31 Jan Using Leftover Celery for Soup
Leftover Celery Soup
Leftover Celery Soup Inspired by Brad Leone from Bon Appetit
Skeptical about celery soup, well just give me a chance here. Ever bought celery stalk and only used one rib for a recipe that called for celery and never touched the stalk ever again? I hate throwing away ingredients that are sitting in my refrigerator for days when they could be useful another week when I am cooking another recipe. Continuously looking for celery recipes none caught my attention because I am very picky when it comes to celery because of its distinct flavor. One thing I do know is celery is a delicious part of mirepoix to create delicious flavors in soup, stock, or roux; which I cook a lot in Southern Louisiana cuisine, where you can also find when I cook How to make Crawfish Shrimp Étouffée Pie. So when I found Brad Leone’s recipe on bonappetit.com I was all for it and tweaked it a little with a little heat, or a lot!
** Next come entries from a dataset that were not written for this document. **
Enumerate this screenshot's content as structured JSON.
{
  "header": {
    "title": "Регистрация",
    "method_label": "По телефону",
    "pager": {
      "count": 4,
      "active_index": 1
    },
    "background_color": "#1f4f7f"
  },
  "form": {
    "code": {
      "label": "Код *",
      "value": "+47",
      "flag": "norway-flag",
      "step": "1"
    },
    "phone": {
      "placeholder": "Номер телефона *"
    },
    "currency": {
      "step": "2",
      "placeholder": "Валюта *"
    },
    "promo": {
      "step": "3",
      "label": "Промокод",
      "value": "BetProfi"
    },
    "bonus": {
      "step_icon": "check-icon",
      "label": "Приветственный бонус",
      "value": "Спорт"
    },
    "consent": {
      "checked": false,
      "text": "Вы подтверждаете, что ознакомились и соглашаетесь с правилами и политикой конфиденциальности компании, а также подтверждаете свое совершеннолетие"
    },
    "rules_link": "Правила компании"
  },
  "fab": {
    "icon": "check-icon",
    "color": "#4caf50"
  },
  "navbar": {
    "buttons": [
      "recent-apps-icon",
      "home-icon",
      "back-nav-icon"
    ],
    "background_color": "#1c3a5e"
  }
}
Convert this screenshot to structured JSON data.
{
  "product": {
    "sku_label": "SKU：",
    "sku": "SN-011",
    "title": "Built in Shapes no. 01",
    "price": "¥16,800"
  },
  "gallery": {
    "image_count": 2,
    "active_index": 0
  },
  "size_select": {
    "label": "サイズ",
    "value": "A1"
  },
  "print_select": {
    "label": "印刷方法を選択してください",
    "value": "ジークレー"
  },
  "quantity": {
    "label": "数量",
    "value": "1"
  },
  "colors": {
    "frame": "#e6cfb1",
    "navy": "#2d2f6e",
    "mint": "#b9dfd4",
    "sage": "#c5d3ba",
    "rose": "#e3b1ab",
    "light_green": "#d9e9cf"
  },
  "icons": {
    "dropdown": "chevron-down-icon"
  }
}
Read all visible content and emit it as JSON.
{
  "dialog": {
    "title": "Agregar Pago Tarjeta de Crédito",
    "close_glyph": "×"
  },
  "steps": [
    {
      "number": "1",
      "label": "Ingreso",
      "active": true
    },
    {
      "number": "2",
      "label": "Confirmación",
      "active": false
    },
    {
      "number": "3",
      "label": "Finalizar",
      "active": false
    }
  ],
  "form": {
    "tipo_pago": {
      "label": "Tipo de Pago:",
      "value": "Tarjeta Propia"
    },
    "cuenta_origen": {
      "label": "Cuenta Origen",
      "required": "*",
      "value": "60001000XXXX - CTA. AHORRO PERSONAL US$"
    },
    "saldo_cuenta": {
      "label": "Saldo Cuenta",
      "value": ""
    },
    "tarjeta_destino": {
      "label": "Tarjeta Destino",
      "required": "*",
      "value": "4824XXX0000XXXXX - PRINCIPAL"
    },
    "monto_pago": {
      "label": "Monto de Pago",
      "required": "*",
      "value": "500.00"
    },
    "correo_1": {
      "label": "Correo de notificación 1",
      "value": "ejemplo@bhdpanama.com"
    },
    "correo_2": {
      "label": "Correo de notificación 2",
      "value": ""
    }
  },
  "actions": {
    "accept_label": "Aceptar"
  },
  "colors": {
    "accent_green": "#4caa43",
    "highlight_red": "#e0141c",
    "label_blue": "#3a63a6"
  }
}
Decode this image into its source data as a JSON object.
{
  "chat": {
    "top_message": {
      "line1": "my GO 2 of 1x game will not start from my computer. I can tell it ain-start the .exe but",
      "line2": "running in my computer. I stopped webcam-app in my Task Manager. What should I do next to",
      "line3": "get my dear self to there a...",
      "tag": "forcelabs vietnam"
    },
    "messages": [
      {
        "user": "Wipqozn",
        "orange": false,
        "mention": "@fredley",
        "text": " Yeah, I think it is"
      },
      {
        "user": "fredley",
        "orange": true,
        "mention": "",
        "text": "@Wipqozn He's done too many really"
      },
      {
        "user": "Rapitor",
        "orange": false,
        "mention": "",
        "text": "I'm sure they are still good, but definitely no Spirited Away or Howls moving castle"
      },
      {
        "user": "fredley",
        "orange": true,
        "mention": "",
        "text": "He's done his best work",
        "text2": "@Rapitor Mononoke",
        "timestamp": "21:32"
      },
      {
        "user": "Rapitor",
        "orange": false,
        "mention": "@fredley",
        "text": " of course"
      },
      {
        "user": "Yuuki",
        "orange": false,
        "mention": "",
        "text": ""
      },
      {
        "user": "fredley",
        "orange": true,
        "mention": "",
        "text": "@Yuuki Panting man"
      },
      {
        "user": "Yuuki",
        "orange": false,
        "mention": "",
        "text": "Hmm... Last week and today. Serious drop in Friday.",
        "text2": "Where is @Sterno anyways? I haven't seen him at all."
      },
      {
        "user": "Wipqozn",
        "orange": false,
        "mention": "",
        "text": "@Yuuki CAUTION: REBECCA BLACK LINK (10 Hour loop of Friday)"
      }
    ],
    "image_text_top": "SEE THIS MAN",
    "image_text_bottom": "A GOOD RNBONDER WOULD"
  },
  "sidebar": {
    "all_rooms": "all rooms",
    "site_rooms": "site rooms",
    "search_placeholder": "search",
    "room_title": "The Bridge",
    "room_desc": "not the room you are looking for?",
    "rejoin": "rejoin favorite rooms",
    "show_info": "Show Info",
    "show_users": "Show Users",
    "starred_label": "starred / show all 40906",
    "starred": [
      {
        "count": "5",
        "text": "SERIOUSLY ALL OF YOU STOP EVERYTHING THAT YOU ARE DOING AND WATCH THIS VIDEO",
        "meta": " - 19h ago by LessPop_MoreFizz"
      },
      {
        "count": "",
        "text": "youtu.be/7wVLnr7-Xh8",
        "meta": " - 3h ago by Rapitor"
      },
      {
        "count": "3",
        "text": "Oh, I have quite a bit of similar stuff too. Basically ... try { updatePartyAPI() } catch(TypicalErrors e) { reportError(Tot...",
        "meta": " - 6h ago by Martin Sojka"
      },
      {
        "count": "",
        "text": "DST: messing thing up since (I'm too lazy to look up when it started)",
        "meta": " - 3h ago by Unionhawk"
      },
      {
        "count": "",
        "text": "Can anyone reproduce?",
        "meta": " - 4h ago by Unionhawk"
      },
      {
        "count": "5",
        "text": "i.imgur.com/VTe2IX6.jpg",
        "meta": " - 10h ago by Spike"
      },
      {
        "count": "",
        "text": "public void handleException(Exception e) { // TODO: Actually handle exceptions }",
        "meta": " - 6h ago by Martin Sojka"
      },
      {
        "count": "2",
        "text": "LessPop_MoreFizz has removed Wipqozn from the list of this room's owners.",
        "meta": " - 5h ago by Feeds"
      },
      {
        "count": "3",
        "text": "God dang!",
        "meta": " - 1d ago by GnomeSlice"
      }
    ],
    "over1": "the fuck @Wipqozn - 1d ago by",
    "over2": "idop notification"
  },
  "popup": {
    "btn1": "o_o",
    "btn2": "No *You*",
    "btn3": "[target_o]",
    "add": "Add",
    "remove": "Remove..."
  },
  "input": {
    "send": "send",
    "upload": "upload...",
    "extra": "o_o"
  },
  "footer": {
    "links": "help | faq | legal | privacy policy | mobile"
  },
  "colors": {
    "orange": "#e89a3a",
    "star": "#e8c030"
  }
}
- 1 celery stalk head, chopped
- 2 to 3 medium potato, yukon or russet, cut into 1/4 pieces
- 1/2 yellow onion, chopped
- 1/2 stick unsalted butter
- Himalayan salt, measurement to your liking
- 3 cups of chicken stock
- 2 pinches of dill
- 1 tsp of cayenne pepper
- 1 tsp of garlic powder
- Melt butter in medium saucepan over low heat. Throw in celery, potato, and onion for about 8 minutes. Once celery and onion becomes tender, add broth. Bring broth to a boil, therefore the potato becomes tender.
- Because you do not want to overcook the potatoes turn the stove off. Pour soup into a blender adding cayenne pepper, dill, and garlic powder and puree. Now that the soup is blending pour back into saucepan and let all of the seasonings marinate and cook thoroughly.
I was completely amazed by this easy recipe and how much flavor there is in such a simple soup. Whether it be for a cold winter night or to get rid of that celery stalk stuck in your fridge, I hope you enjoy this recipe as much as I did.